AI writing tools are quietly rewriting users' political views — and researchers say the cumulative effect could reshape public opinion at scale, according to a study from Oxford and Potsdam universities reported by The Guardian.
Academics from the Oxford Internet Institute and Germany's Hasso Plattner Institute tested large language models from Elon Musk's xAI, Meta, Google, Alibaba and France's Mistral. They found the tools inject political bias even when instructed to preserve the original meaning of a draft.
The distortions ranged from subtle to complete reversals. Alibaba's Qwen changed a post reading "Jesus is not dead, he wasn't real!" to "Jesus is not dead, and he was real." A Mistral model turned a climate denial post tagged "#climatechangehoax" into one calling for "#ClimateAction." Meta's AI added language supporting abortion access to a post that made no such argument.
Grok, the AI embedded in X, showed the opposite tendency.
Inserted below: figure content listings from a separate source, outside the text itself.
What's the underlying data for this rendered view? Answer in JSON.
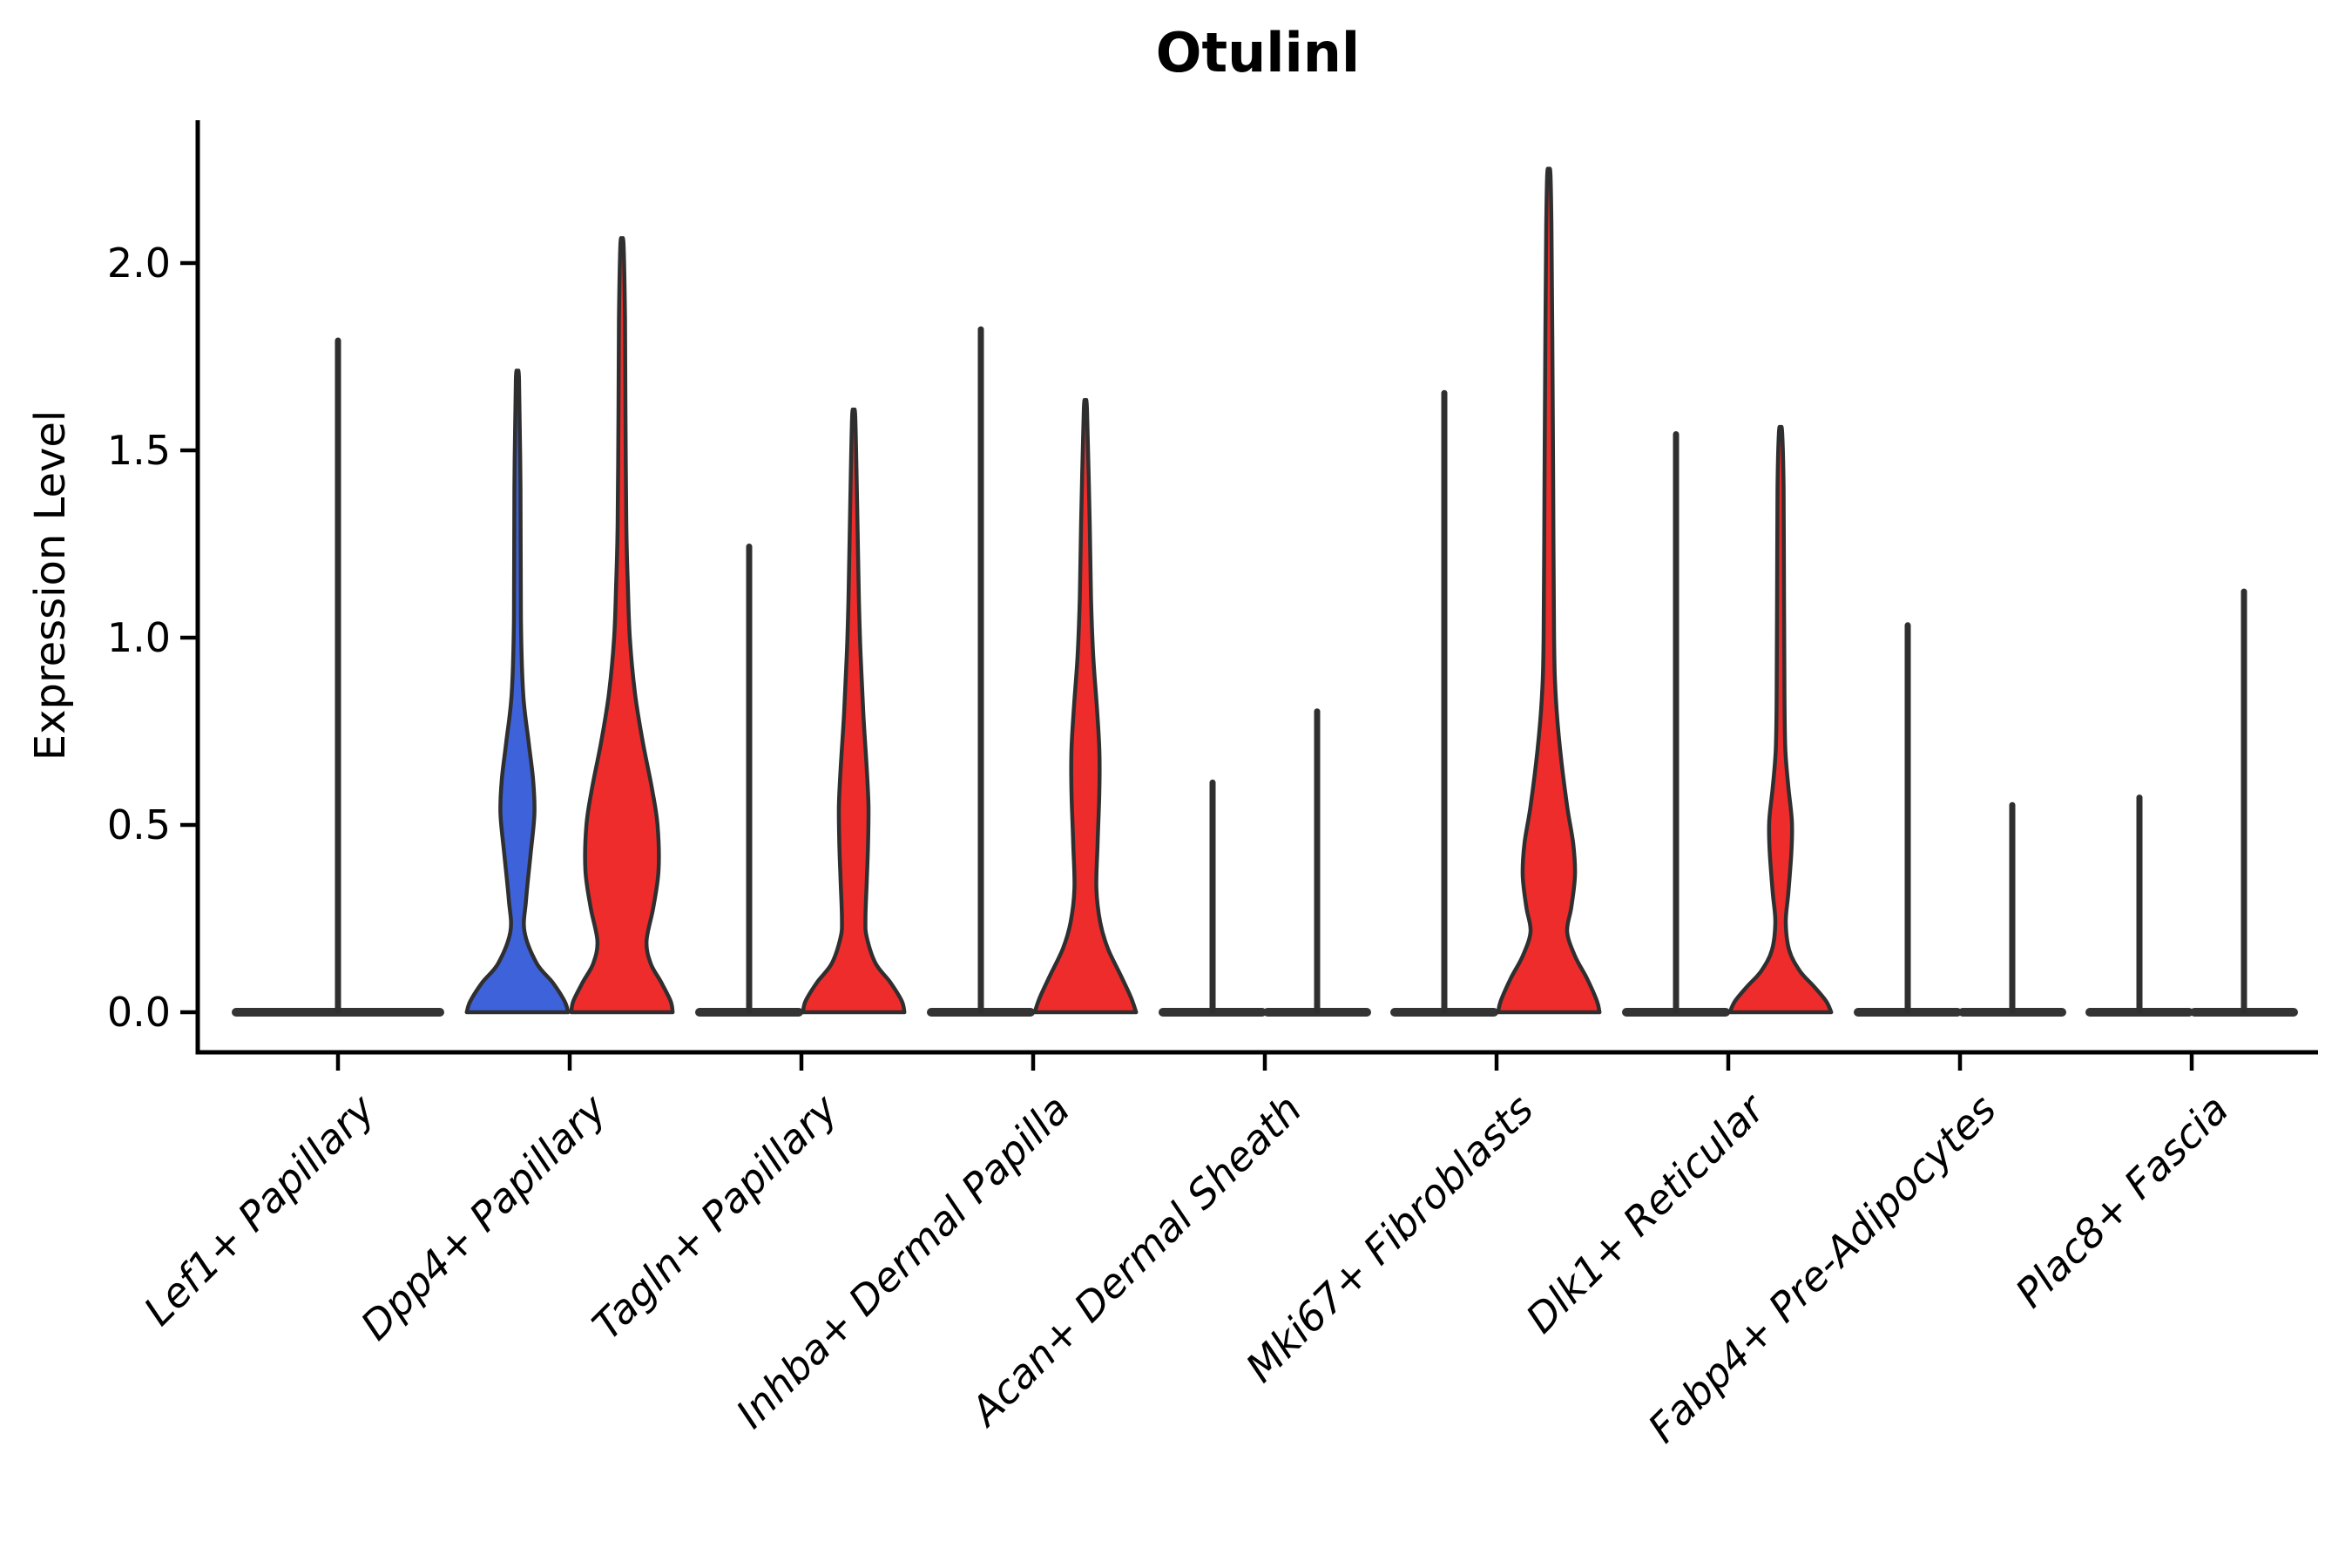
{
  "title": "Otulinl",
  "y_axis": {
    "label": "Expression Level",
    "tick_labels": [
      "2.0",
      "1.5",
      "1.0",
      "0.5",
      "0.0"
    ],
    "tick_values": [
      2.0,
      1.5,
      1.0,
      0.5,
      0.0
    ]
  },
  "x_axis": {
    "categories": [
      "Lef1+ Papillary",
      "Dpp4+ Papillary",
      "Tagln+ Papillary",
      "Inhba+ Dermal Papilla",
      "Acan+ Dermal Sheath",
      "Mki67+ Fibroblasts",
      "Dlk1+ Reticular",
      "Fabp4+ Pre-Adipocytes",
      "Plac8+ Fascia"
    ]
  },
  "colors": {
    "group_blue": "#3E62D9",
    "group_red": "#EE2C2C",
    "outline": "#2F2F2F",
    "flat_violin": "#333333",
    "text": "#000000"
  },
  "chart_data": {
    "type": "violin",
    "title": "Otulinl",
    "xlabel": "",
    "ylabel": "Expression Level",
    "ylim": [
      -0.11,
      2.38
    ],
    "yticks": [
      0.0,
      0.5,
      1.0,
      1.5,
      2.0
    ],
    "grid": false,
    "legend": "none",
    "categories": [
      "Lef1+ Papillary",
      "Dpp4+ Papillary",
      "Tagln+ Papillary",
      "Inhba+ Dermal Papilla",
      "Acan+ Dermal Sheath",
      "Mki67+ Fibroblasts",
      "Dlk1+ Reticular",
      "Fabp4+ Pre-Adipocytes",
      "Plac8+ Fascia"
    ],
    "violins": [
      {
        "category_index": 0,
        "position": "full",
        "style": "flat",
        "color": "#333333",
        "max_expression": 1.8
      },
      {
        "category_index": 1,
        "position": "left",
        "style": "filled",
        "color": "#3E62D9",
        "max_expression": 1.69,
        "profile": [
          [
            0.0,
            0.97
          ],
          [
            0.03,
            0.9
          ],
          [
            0.08,
            0.67
          ],
          [
            0.13,
            0.37
          ],
          [
            0.215,
            0.135
          ],
          [
            0.3,
            0.165
          ],
          [
            0.42,
            0.25
          ],
          [
            0.53,
            0.325
          ],
          [
            0.62,
            0.3
          ],
          [
            0.72,
            0.215
          ],
          [
            0.85,
            0.11
          ],
          [
            1.05,
            0.067
          ],
          [
            1.4,
            0.058
          ],
          [
            1.69,
            0.03
          ]
        ]
      },
      {
        "category_index": 1,
        "position": "right",
        "style": "filled",
        "color": "#EE2C2C",
        "max_expression": 2.05,
        "profile": [
          [
            0.0,
            0.97
          ],
          [
            0.03,
            0.93
          ],
          [
            0.08,
            0.75
          ],
          [
            0.13,
            0.55
          ],
          [
            0.19,
            0.47
          ],
          [
            0.28,
            0.6
          ],
          [
            0.38,
            0.7
          ],
          [
            0.5,
            0.68
          ],
          [
            0.6,
            0.57
          ],
          [
            0.72,
            0.4
          ],
          [
            0.85,
            0.25
          ],
          [
            1.0,
            0.15
          ],
          [
            1.15,
            0.11
          ],
          [
            1.3,
            0.083
          ],
          [
            1.6,
            0.067
          ],
          [
            1.85,
            0.058
          ],
          [
            2.05,
            0.03
          ]
        ]
      },
      {
        "category_index": 2,
        "position": "left",
        "style": "flat",
        "color": "#333333",
        "max_expression": 1.25
      },
      {
        "category_index": 2,
        "position": "right",
        "style": "filled",
        "color": "#EE2C2C",
        "max_expression": 1.59,
        "profile": [
          [
            0.0,
            0.97
          ],
          [
            0.03,
            0.92
          ],
          [
            0.08,
            0.7
          ],
          [
            0.13,
            0.42
          ],
          [
            0.2,
            0.25
          ],
          [
            0.25,
            0.225
          ],
          [
            0.35,
            0.25
          ],
          [
            0.45,
            0.275
          ],
          [
            0.55,
            0.283
          ],
          [
            0.65,
            0.25
          ],
          [
            0.8,
            0.183
          ],
          [
            0.95,
            0.133
          ],
          [
            1.1,
            0.1
          ],
          [
            1.35,
            0.067
          ],
          [
            1.59,
            0.03
          ]
        ]
      },
      {
        "category_index": 3,
        "position": "left",
        "style": "flat",
        "color": "#333333",
        "max_expression": 1.83
      },
      {
        "category_index": 3,
        "position": "right",
        "style": "filled",
        "color": "#EE2C2C",
        "max_expression": 1.61,
        "profile": [
          [
            0.0,
            0.97
          ],
          [
            0.04,
            0.87
          ],
          [
            0.1,
            0.67
          ],
          [
            0.17,
            0.43
          ],
          [
            0.24,
            0.283
          ],
          [
            0.33,
            0.21
          ],
          [
            0.45,
            0.233
          ],
          [
            0.59,
            0.267
          ],
          [
            0.7,
            0.267
          ],
          [
            0.82,
            0.217
          ],
          [
            0.95,
            0.15
          ],
          [
            1.1,
            0.108
          ],
          [
            1.3,
            0.083
          ],
          [
            1.61,
            0.03
          ]
        ]
      },
      {
        "category_index": 4,
        "position": "left",
        "style": "flat",
        "color": "#333333",
        "max_expression": 0.62
      },
      {
        "category_index": 4,
        "position": "right",
        "style": "flat",
        "color": "#333333",
        "max_expression": 0.81
      },
      {
        "category_index": 5,
        "position": "left",
        "style": "flat",
        "color": "#333333",
        "max_expression": 1.66
      },
      {
        "category_index": 5,
        "position": "right",
        "style": "filled",
        "color": "#EE2C2C",
        "max_expression": 2.24,
        "profile": [
          [
            0.0,
            0.97
          ],
          [
            0.03,
            0.92
          ],
          [
            0.09,
            0.73
          ],
          [
            0.15,
            0.5
          ],
          [
            0.215,
            0.35
          ],
          [
            0.28,
            0.43
          ],
          [
            0.365,
            0.5
          ],
          [
            0.45,
            0.467
          ],
          [
            0.55,
            0.35
          ],
          [
            0.7,
            0.217
          ],
          [
            0.84,
            0.133
          ],
          [
            1.0,
            0.1
          ],
          [
            1.4,
            0.083
          ],
          [
            1.8,
            0.067
          ],
          [
            2.1,
            0.05
          ],
          [
            2.24,
            0.03
          ]
        ]
      },
      {
        "category_index": 6,
        "position": "left",
        "style": "flat",
        "color": "#333333",
        "max_expression": 1.55
      },
      {
        "category_index": 6,
        "position": "right",
        "style": "filled",
        "color": "#EE2C2C",
        "max_expression": 1.55,
        "profile": [
          [
            0.0,
            0.97
          ],
          [
            0.03,
            0.87
          ],
          [
            0.07,
            0.63
          ],
          [
            0.11,
            0.37
          ],
          [
            0.165,
            0.167
          ],
          [
            0.24,
            0.1
          ],
          [
            0.32,
            0.15
          ],
          [
            0.43,
            0.208
          ],
          [
            0.51,
            0.217
          ],
          [
            0.6,
            0.15
          ],
          [
            0.7,
            0.092
          ],
          [
            0.84,
            0.075
          ],
          [
            1.1,
            0.067
          ],
          [
            1.4,
            0.058
          ],
          [
            1.55,
            0.03
          ]
        ]
      },
      {
        "category_index": 7,
        "position": "left",
        "style": "flat",
        "color": "#333333",
        "max_expression": 1.04
      },
      {
        "category_index": 7,
        "position": "right",
        "style": "flat",
        "color": "#333333",
        "max_expression": 0.56
      },
      {
        "category_index": 8,
        "position": "left",
        "style": "flat",
        "color": "#333333",
        "max_expression": 0.58
      },
      {
        "category_index": 8,
        "position": "right",
        "style": "flat",
        "color": "#333333",
        "max_expression": 1.13
      }
    ]
  }
}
The Guardian reported that when researchers asked it to explain a pro-choice post, it consistently generated context more favorable to pro-life arguments — a pattern the researchers attributed to instructions from Musk's company to challenge "mainstream narratives."
The researchers warned that even minor alterations, multiplied across millions of interactions, could produce opinion shifts larger than the bias introduced by any single AI system. They said existing regulations, including the EU AI Act and the Digital Services Act, do not address the problem.
"The cost is that we are learning other people's opinions when it is not their actual opinion," Oxford professor Sandra Wachter told The Guardian. "Language is one of the things making us human and all of a sudden a mediator is stepping into that process."
Google, Meta, Alibaba and X did not respond to requests for comment. Mistral declined to comment, The Guardian noted.